Start by looking at the build.properties file. You'll need to change the following in it:

build.home= the location that you've checkout the build directory into

mapVersionTag= The version of the build system that you'd like to checkout. Current 3.3 builds are tagged with STP_33_M? where ? represents the build number.
mapCvsRoot=where cvsroot is, e.g. :pserver:anonymous@dev.eclipse.org/cvsroot/stp

Now define the type of build you wish to do:

buildType=I (I for integration, S for stream stable)

And change the following to suit the platform that you're building STP on:

baseos=linux
basews=gtk
basearch=x86

So, before running ant, you'll need to set up some classpath stuff. export J2SE15=${JAVA_5_HOME}/jre/lib/rt.jar

Yip, you need Java 1.5 to build STP.


Now run ant, sit back and wait :-)

The releng directory

The releng directory contains descriptions for all the main components that are part of the STP. When you add new features, plugins, etc, you'll be working with the contents of this directory.
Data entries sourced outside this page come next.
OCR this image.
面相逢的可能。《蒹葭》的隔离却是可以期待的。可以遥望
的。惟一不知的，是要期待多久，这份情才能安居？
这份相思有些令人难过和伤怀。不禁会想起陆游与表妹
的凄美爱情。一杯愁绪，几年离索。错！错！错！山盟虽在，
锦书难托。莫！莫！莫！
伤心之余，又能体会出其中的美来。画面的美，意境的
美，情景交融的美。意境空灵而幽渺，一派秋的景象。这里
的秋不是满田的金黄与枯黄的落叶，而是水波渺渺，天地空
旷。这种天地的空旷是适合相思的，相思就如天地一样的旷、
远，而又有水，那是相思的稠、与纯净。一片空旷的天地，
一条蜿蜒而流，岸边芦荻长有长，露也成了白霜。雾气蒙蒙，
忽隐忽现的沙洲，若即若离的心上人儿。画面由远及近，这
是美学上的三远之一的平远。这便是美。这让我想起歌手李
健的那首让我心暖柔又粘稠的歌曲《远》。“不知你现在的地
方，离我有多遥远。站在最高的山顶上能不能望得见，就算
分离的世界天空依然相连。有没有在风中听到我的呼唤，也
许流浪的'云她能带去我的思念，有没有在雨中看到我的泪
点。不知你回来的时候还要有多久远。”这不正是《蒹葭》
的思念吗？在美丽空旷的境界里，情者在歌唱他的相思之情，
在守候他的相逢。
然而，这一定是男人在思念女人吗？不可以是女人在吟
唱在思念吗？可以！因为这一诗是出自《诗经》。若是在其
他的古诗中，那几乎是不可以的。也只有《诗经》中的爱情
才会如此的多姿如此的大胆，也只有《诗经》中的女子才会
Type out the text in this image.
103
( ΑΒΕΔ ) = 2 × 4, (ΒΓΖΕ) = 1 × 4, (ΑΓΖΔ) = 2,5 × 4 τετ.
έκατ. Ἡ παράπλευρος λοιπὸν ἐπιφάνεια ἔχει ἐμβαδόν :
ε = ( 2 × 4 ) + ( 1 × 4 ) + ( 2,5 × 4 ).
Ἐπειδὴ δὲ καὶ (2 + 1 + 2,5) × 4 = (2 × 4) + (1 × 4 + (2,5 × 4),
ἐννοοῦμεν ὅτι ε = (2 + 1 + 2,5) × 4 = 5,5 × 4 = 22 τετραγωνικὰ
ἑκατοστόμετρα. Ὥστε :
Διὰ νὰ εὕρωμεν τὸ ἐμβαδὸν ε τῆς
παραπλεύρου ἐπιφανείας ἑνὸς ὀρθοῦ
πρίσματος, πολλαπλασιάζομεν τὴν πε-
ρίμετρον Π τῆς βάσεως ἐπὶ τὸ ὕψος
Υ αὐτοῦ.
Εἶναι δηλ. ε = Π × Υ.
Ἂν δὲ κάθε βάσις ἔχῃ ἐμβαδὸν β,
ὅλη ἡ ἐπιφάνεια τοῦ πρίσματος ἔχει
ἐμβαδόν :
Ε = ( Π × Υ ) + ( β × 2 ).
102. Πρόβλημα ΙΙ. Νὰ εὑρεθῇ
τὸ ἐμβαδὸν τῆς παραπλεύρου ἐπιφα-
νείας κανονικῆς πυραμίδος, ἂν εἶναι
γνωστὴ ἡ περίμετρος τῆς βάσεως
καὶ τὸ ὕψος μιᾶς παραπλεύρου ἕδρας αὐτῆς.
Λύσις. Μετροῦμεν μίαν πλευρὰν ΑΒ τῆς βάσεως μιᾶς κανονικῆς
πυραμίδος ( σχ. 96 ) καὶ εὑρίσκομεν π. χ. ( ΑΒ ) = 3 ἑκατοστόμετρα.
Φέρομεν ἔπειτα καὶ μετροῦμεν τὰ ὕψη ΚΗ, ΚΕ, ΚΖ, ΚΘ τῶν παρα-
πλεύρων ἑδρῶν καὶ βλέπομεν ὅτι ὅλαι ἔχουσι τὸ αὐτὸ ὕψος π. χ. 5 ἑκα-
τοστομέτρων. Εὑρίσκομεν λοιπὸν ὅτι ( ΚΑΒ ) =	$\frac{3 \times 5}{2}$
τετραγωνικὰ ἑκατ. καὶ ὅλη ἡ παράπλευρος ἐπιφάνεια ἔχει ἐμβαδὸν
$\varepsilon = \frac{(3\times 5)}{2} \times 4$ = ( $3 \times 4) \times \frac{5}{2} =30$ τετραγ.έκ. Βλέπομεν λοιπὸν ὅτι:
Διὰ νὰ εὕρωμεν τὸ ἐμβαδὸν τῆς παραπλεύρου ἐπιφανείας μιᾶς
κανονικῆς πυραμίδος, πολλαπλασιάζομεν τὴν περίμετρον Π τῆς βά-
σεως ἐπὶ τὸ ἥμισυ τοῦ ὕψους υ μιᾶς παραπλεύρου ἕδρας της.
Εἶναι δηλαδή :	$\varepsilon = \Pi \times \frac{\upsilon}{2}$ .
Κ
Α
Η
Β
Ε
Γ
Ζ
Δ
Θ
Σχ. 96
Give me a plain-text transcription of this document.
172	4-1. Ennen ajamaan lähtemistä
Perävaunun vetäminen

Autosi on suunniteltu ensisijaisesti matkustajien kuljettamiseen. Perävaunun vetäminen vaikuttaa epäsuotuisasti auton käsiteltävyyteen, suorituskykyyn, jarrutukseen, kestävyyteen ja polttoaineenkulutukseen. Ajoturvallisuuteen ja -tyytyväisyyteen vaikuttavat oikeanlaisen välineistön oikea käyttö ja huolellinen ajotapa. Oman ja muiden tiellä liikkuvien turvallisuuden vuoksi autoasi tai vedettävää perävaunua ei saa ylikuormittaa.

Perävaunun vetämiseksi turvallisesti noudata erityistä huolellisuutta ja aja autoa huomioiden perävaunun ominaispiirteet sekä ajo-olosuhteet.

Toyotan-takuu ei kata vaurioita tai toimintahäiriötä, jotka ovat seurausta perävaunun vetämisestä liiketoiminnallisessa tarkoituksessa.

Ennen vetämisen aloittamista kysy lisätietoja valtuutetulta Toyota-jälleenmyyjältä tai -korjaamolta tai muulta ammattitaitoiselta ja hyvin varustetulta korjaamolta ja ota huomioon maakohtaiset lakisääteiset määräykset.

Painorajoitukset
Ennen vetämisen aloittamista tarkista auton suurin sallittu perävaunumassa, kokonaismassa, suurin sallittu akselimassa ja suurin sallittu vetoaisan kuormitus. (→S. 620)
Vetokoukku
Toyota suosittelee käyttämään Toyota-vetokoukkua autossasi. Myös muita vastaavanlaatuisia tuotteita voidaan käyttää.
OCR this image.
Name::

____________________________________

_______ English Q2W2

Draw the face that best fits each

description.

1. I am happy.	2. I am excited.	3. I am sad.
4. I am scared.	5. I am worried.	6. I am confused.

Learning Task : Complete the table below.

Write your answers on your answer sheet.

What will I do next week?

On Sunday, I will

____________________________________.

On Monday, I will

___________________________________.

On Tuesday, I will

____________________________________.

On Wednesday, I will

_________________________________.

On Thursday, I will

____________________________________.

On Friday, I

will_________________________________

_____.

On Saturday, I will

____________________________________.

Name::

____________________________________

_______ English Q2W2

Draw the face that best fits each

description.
In releng you'll see a maps directory. In here you'll see map files for:

* All the features that are required to be built (e.g.  stp-bpmn.map )
* All the plugins corresponding to these features  (e.g. stp-bpmn-plugins.map)
* A dependency.properties file that is used to describe what are required to build the various plugins.

The releng.stpbuilder directory

The releng.stpbuilder contains all the build infrastructure pieces to build the stp. Here you will find:

components - custom PDE based build targets here for each component that's part of the stp. In the dependency.properties file you may need to update it if you are placing additional dependencies for the component. Here, all dependencies are extraced. If you have any custom build rules that need to be executed, here the customTargets.xml is what you should be looking towards.
scripts - Scripts that generate the update site, download pages, and execute the copy over to dev.eclipse.org.
distribution Contain some template files, etc. that will form the content of the download page.

NB: The build.properties file in the root generally requires updating as we change eclipse milestons. The launcher that is used to eclipse needs to be specified correctly in here. Symptons that mean you haven't updated this file correctly are that the build fails in the test phase.